La frase "Tu, come tutti gli altri, mi tenevi a parte. Parte fuori, parte qui dentro, sempre a parte" è centrale per comprendere la solitudine di Mery. Il suo dolore non è solo legato alla marginalità sociale, ma anche a quella esistenziale: non si sente accettata né come persona, né come donna, né come essere umano. Marco risponde dicendo: "Io in classe ti ho trattato sempre come gli altri", ma la replica di Mery – "Ma gli altri sono maschi" – è devastante. Qui si rompe qualsiasi illusione di uguaglianza. Mery vive costantemente in una zona grigia, “a parte” appunto, senza mai essere considerata parte del tutto. Non basta trattarla come gli altri; Mery è "diversa" in un mondo che non sa come affrontare la diversità.

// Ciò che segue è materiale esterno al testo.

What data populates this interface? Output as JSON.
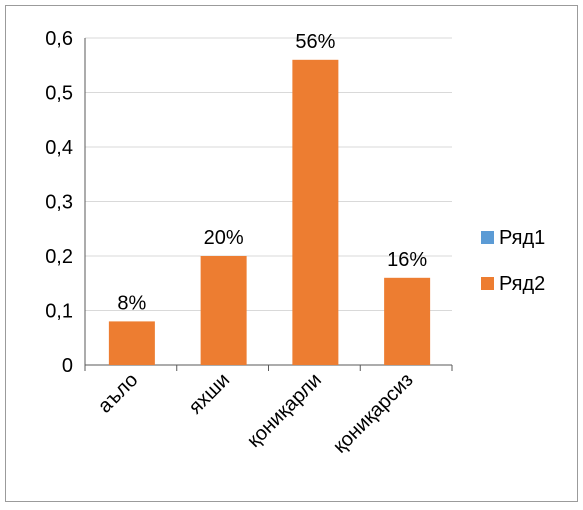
{
  "chart_data": {
    "type": "bar",
    "categories": [
      "аъло",
      "яхши",
      "қониқарли",
      "қониқарсиз"
    ],
    "series": [
      {
        "name": "Ряд1",
        "values": [
          0,
          0,
          0,
          0
        ],
        "color": "#5b9bd5"
      },
      {
        "name": "Ряд2",
        "values": [
          0.08,
          0.2,
          0.56,
          0.16
        ],
        "color": "#ed7d31"
      }
    ],
    "data_labels": [
      "8%",
      "20%",
      "56%",
      "16%"
    ],
    "y_ticks": [
      "0",
      "0,1",
      "0,2",
      "0,3",
      "0,4",
      "0,5",
      "0,6"
    ],
    "ylim": [
      0,
      0.6
    ],
    "grid": true,
    "legend_position": "right",
    "title": "",
    "xlabel": "",
    "ylabel": ""
  }
}
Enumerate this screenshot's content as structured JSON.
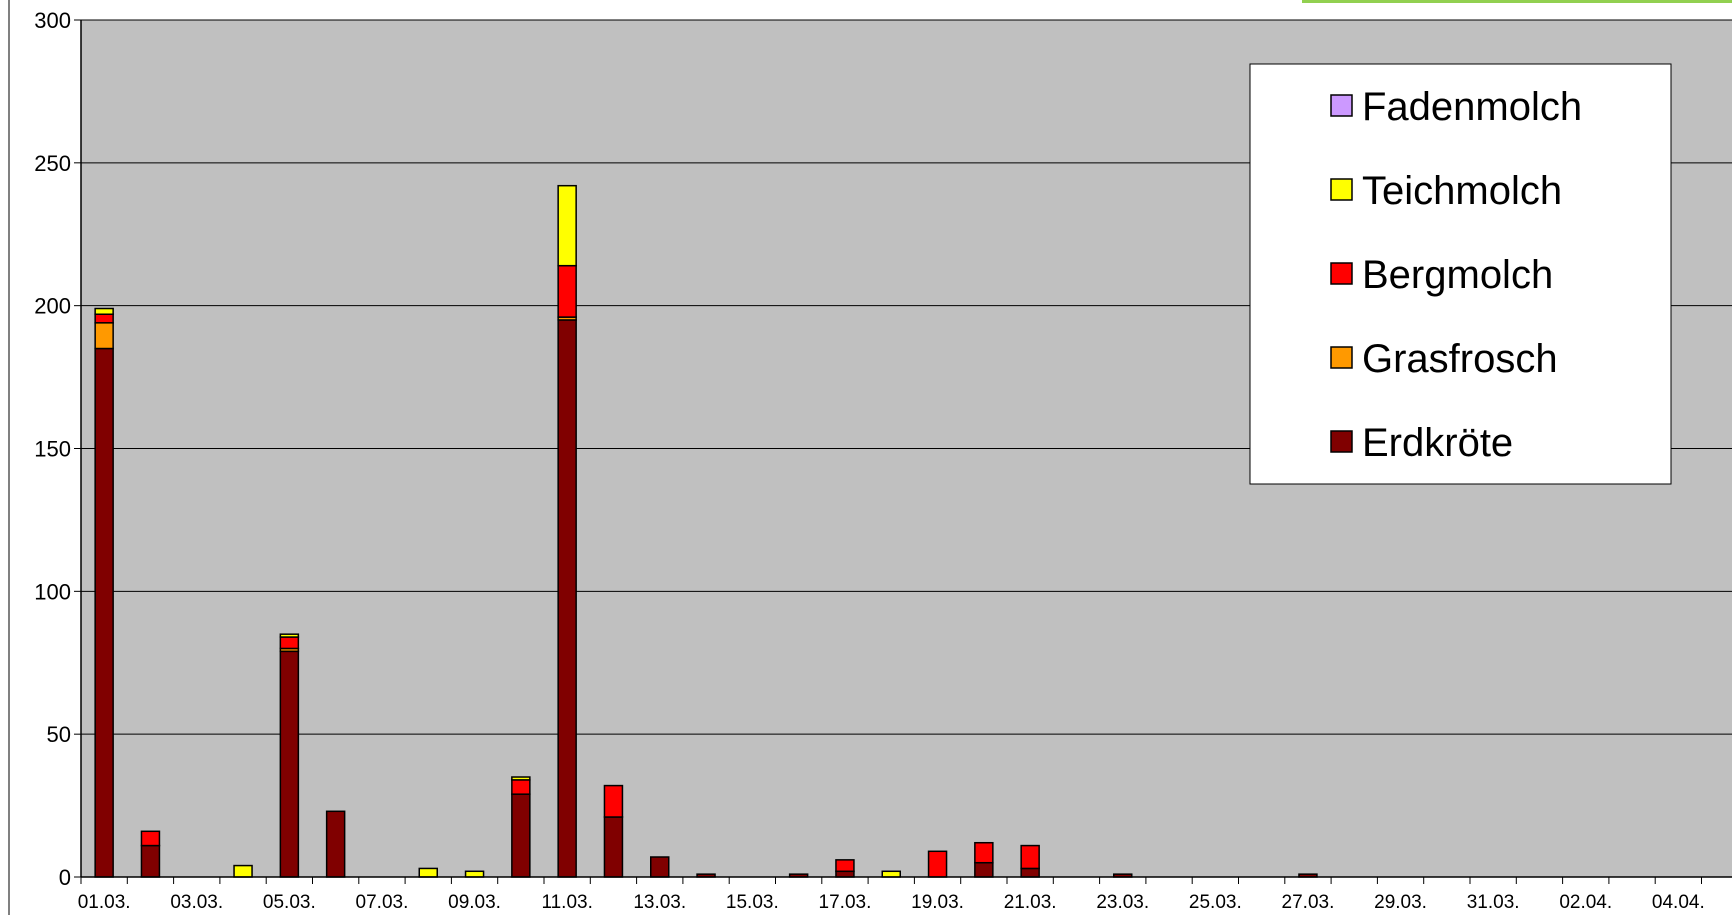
{
  "chart_data": {
    "type": "bar",
    "stacked": true,
    "title": "",
    "xlabel": "",
    "ylabel": "",
    "ylim": [
      0,
      300
    ],
    "yticks": [
      0,
      50,
      100,
      150,
      200,
      250,
      300
    ],
    "grid": true,
    "legend_position": "top-right",
    "categories": [
      "01.03.",
      "02.03.",
      "03.03.",
      "04.03.",
      "05.03.",
      "06.03.",
      "07.03.",
      "08.03.",
      "09.03.",
      "10.03.",
      "11.03.",
      "12.03.",
      "13.03.",
      "14.03.",
      "15.03.",
      "16.03.",
      "17.03.",
      "18.03.",
      "19.03.",
      "20.03.",
      "21.03.",
      "22.03.",
      "23.03.",
      "24.03.",
      "25.03.",
      "26.03.",
      "27.03.",
      "28.03.",
      "29.03.",
      "30.03.",
      "31.03.",
      "01.04.",
      "02.04.",
      "03.04.",
      "04.04.",
      "05.04."
    ],
    "tick_labels": [
      "01.03.",
      "03.03.",
      "05.03.",
      "07.03.",
      "09.03.",
      "11.03.",
      "13.03.",
      "15.03.",
      "17.03.",
      "19.03.",
      "21.03.",
      "23.03.",
      "25.03.",
      "27.03.",
      "29.03.",
      "31.03.",
      "02.04.",
      "04.04."
    ],
    "series": [
      {
        "name": "Erdkröte",
        "color": "#800000",
        "values": [
          185,
          11,
          0,
          0,
          79,
          23,
          0,
          0,
          0,
          29,
          195,
          21,
          7,
          1,
          0,
          1,
          2,
          0,
          0,
          5,
          3,
          0,
          1,
          0,
          0,
          0,
          1,
          0,
          0,
          0,
          0,
          0,
          0,
          0,
          0,
          0
        ]
      },
      {
        "name": "Grasfrosch",
        "color": "#FF9900",
        "values": [
          9,
          0,
          0,
          0,
          1,
          0,
          0,
          0,
          0,
          0,
          1,
          0,
          0,
          0,
          0,
          0,
          0,
          0,
          0,
          0,
          0,
          0,
          0,
          0,
          0,
          0,
          0,
          0,
          0,
          0,
          0,
          0,
          0,
          0,
          0,
          0
        ]
      },
      {
        "name": "Bergmolch",
        "color": "#FF0000",
        "values": [
          3,
          5,
          0,
          0,
          4,
          0,
          0,
          0,
          0,
          5,
          18,
          11,
          0,
          0,
          0,
          0,
          4,
          0,
          9,
          7,
          8,
          0,
          0,
          0,
          0,
          0,
          0,
          0,
          0,
          0,
          0,
          0,
          0,
          0,
          0,
          0
        ]
      },
      {
        "name": "Teichmolch",
        "color": "#FFFF00",
        "values": [
          2,
          0,
          0,
          4,
          1,
          0,
          0,
          3,
          2,
          1,
          28,
          0,
          0,
          0,
          0,
          0,
          0,
          2,
          0,
          0,
          0,
          0,
          0,
          0,
          0,
          0,
          0,
          0,
          0,
          0,
          0,
          0,
          0,
          0,
          0,
          0
        ]
      },
      {
        "name": "Fadenmolch",
        "color": "#CC99FF",
        "values": [
          0,
          0,
          0,
          0,
          0,
          0,
          0,
          0,
          0,
          0,
          0,
          0,
          0,
          0,
          0,
          0,
          0,
          0,
          0,
          0,
          0,
          0,
          0,
          0,
          0,
          0,
          0,
          0,
          0,
          0,
          0,
          0,
          0,
          0,
          0,
          0
        ]
      }
    ],
    "legend_order": [
      "Fadenmolch",
      "Teichmolch",
      "Bergmolch",
      "Grasfrosch",
      "Erdkröte"
    ],
    "plot_background": "#C0C0C0",
    "accent_bar_color": "#92D050"
  }
}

Il cuore del monologo di Mery arriva quando parla del suo corpo e del suo desiderio di essere una donna: "Perché prima dovresti essere come me, vivere come me, provare quello che provo io. La barba sempre troppo lunga, il mento spianato, questa campana suonata in mezzo alle cosce." Con queste parole, Mery descrive in modo struggente il conflitto tra la sua identità interiore e il corpo che le è stato dato dalla nascita. Ogni dettaglio che menziona – la barba, il mento, i genitali – è un elemento che la costringe a confrontarsi quotidianamente con una realtà che non sente sua. La "campana suonata in mezzo alle cosce" è un'immagine potente, quasi violenta, che comunica il disagio e l'alienazione che prova verso il proprio corpo.

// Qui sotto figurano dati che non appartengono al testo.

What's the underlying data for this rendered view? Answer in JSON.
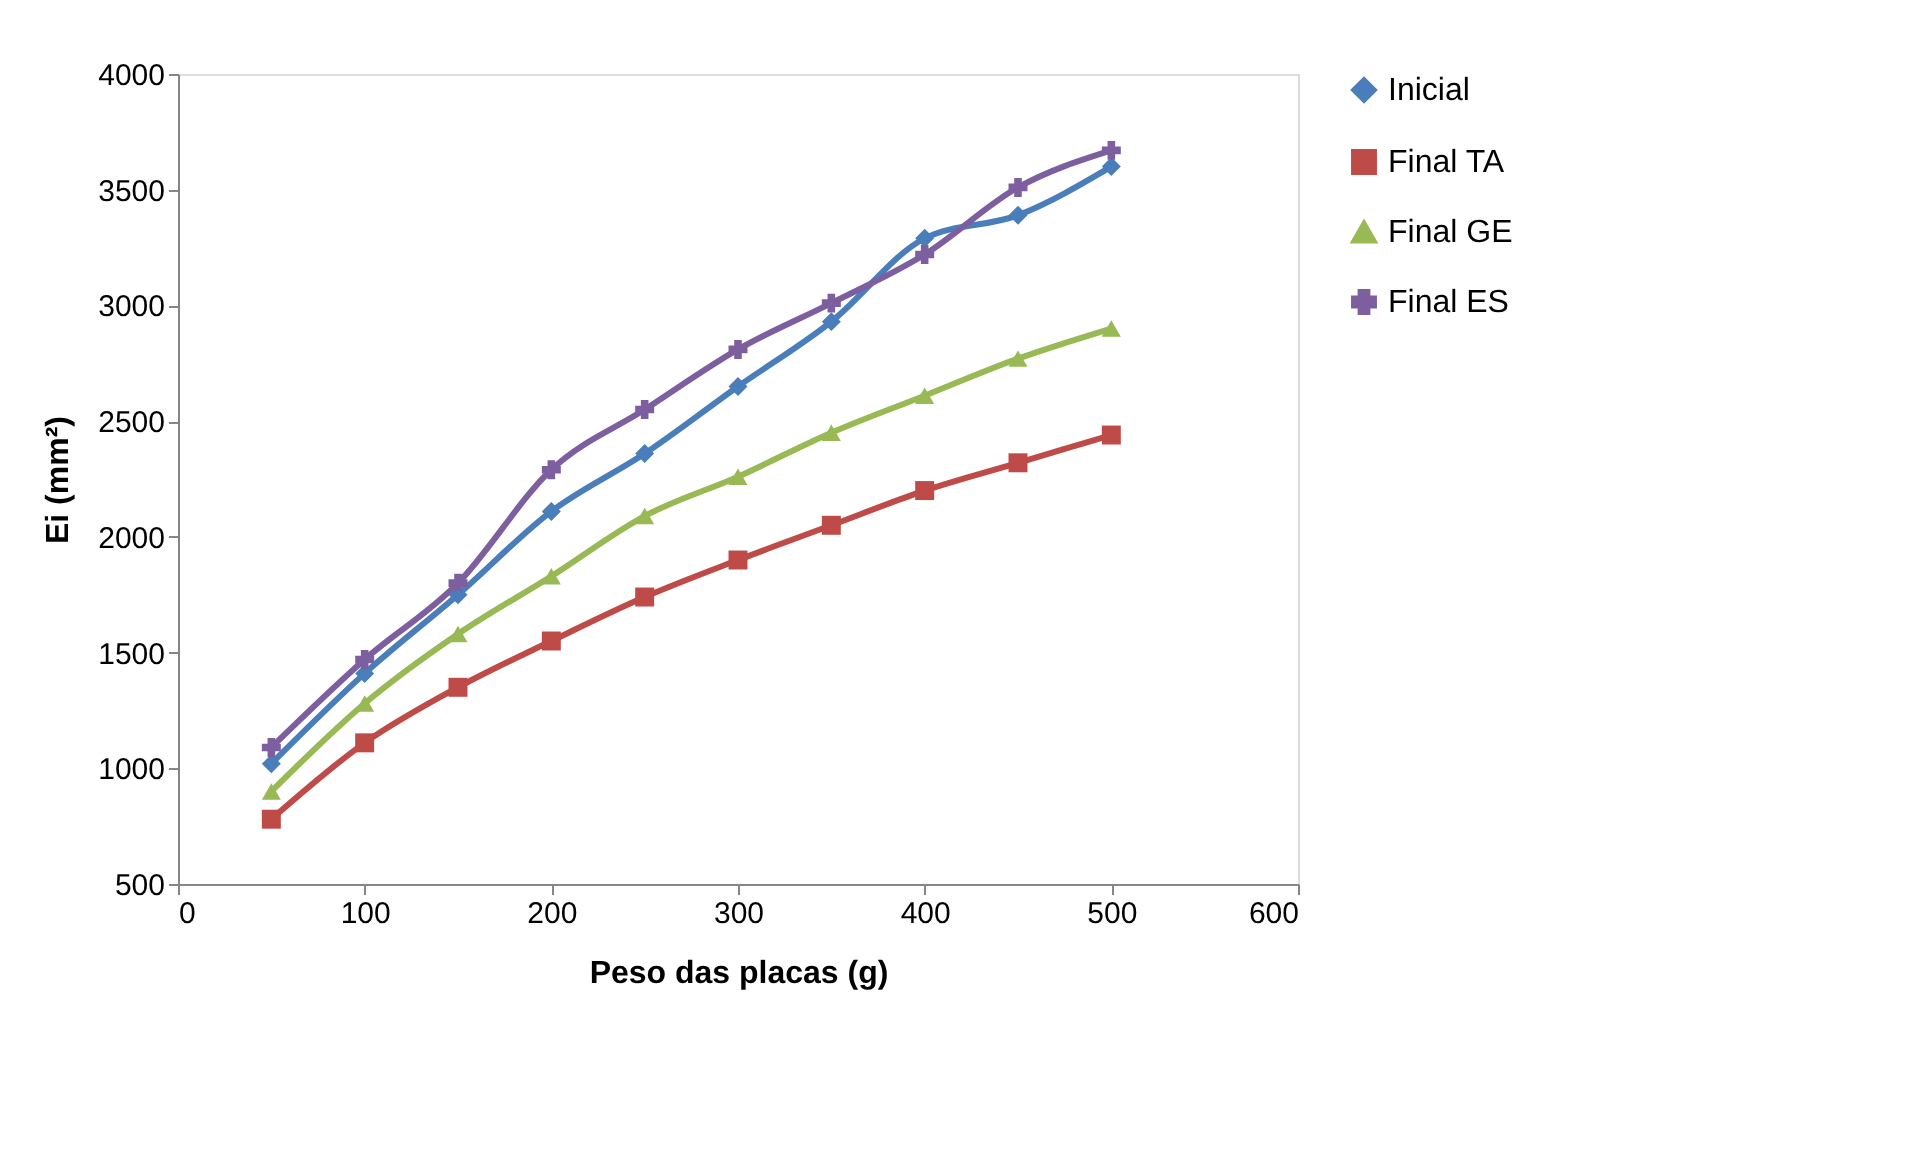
{
  "chart_data": {
    "type": "line",
    "xlabel": "Peso das placas (g)",
    "ylabel": "Ei (mm²)",
    "x": [
      50,
      100,
      150,
      200,
      250,
      300,
      350,
      400,
      450,
      500
    ],
    "xlim": [
      0,
      600
    ],
    "xticks": [
      0,
      100,
      200,
      300,
      400,
      500,
      600
    ],
    "ylim": [
      500,
      4000
    ],
    "yticks": [
      500,
      1000,
      1500,
      2000,
      2500,
      3000,
      3500,
      4000
    ],
    "grid": false,
    "legend": "right",
    "series": [
      {
        "name": "Inicial",
        "color": "#4a7ebb",
        "marker": "diamond",
        "values": [
          1020,
          1410,
          1750,
          2110,
          2360,
          2650,
          2930,
          3290,
          3390,
          3600
        ]
      },
      {
        "name": "Final TA",
        "color": "#be4b48",
        "marker": "square",
        "values": [
          780,
          1110,
          1350,
          1550,
          1740,
          1900,
          2050,
          2200,
          2320,
          2440
        ]
      },
      {
        "name": "Final GE",
        "color": "#98b954",
        "marker": "triangle",
        "values": [
          900,
          1280,
          1580,
          1830,
          2090,
          2260,
          2450,
          2610,
          2770,
          2900
        ]
      },
      {
        "name": "Final ES",
        "color": "#7d5fa0",
        "marker": "cross",
        "values": [
          1090,
          1470,
          1800,
          2290,
          2550,
          2810,
          3010,
          3220,
          3510,
          3670
        ]
      }
    ]
  }
}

C'è poi una nostalgia struggente per l'infanzia: "A volte vorrei tornare indietro, a quando ero piccolo. Tante cose non le capivo. Forse era meglio così." Questo rimpianto non è solo per la semplicità di quel periodo, ma anche per l’assenza di consapevolezza. È come se il dolore di Mery derivasse proprio dalla comprensione di sé stessa e del mondo che non la accetta. Mery continua parlando dei suoi sogni ricorrenti: "Quasi tutte le notti sogno, e poi al mattino mi sveglio e mi ritrovo vecchio. Con i capelli bianchi, bianchi, con le rughe, le vene... semaforo spento." Qui c'è una riflessione profonda sulla percezione del tempo e sulla paura di non trovare mai un posto nel mondo. L'immagine di sé stessa da vecchia, con un corpo che non le appartiene più neanche nel sogno, è un simbolo della sua alienazione esistenziale: "semaforo spento" significa l'assenza di una direzione, di uno scopo.


La frase che segue è devastante nella sua semplicità: "Non è che sono una vera donna, che possa dire: ‘Faccio dei figli.’ E neanche un uomo, che possa dire: ‘Domani mi sposo.’ Io sono né carne né pesce. Io sono Mery. Mery per sempre." Questa dichiarazione è il nucleo tematico del dialogo e, in un certo senso, dell'intero film. Mery afferma la sua identità, ma lo fa in modo amaro, quasi rassegnato. La sua unicità non è motivo di orgoglio, ma una condanna, perché in una società binaria non c’è spazio per chi non appartiene né a un lato né all’altro. Il dialogo si chiude con una richiesta di perdono: "Chiamami Perdono per quello che ti feci." Questo momento rivela quanto Mery abbia bisogno di riconciliazione, non solo con Marco, ma con sé stessa e con il mondo. Marco, dal canto suo, risponde con una promessa: "Va bene, Mery. Non ne parleremo più." È una frase semplice, ma carica di significato. Non c’è un giudizio, non c’è una condanna. C’è, però, la consapevolezza che il passato non può essere cambiato e che l’unico modo per andare avanti è accettarlo.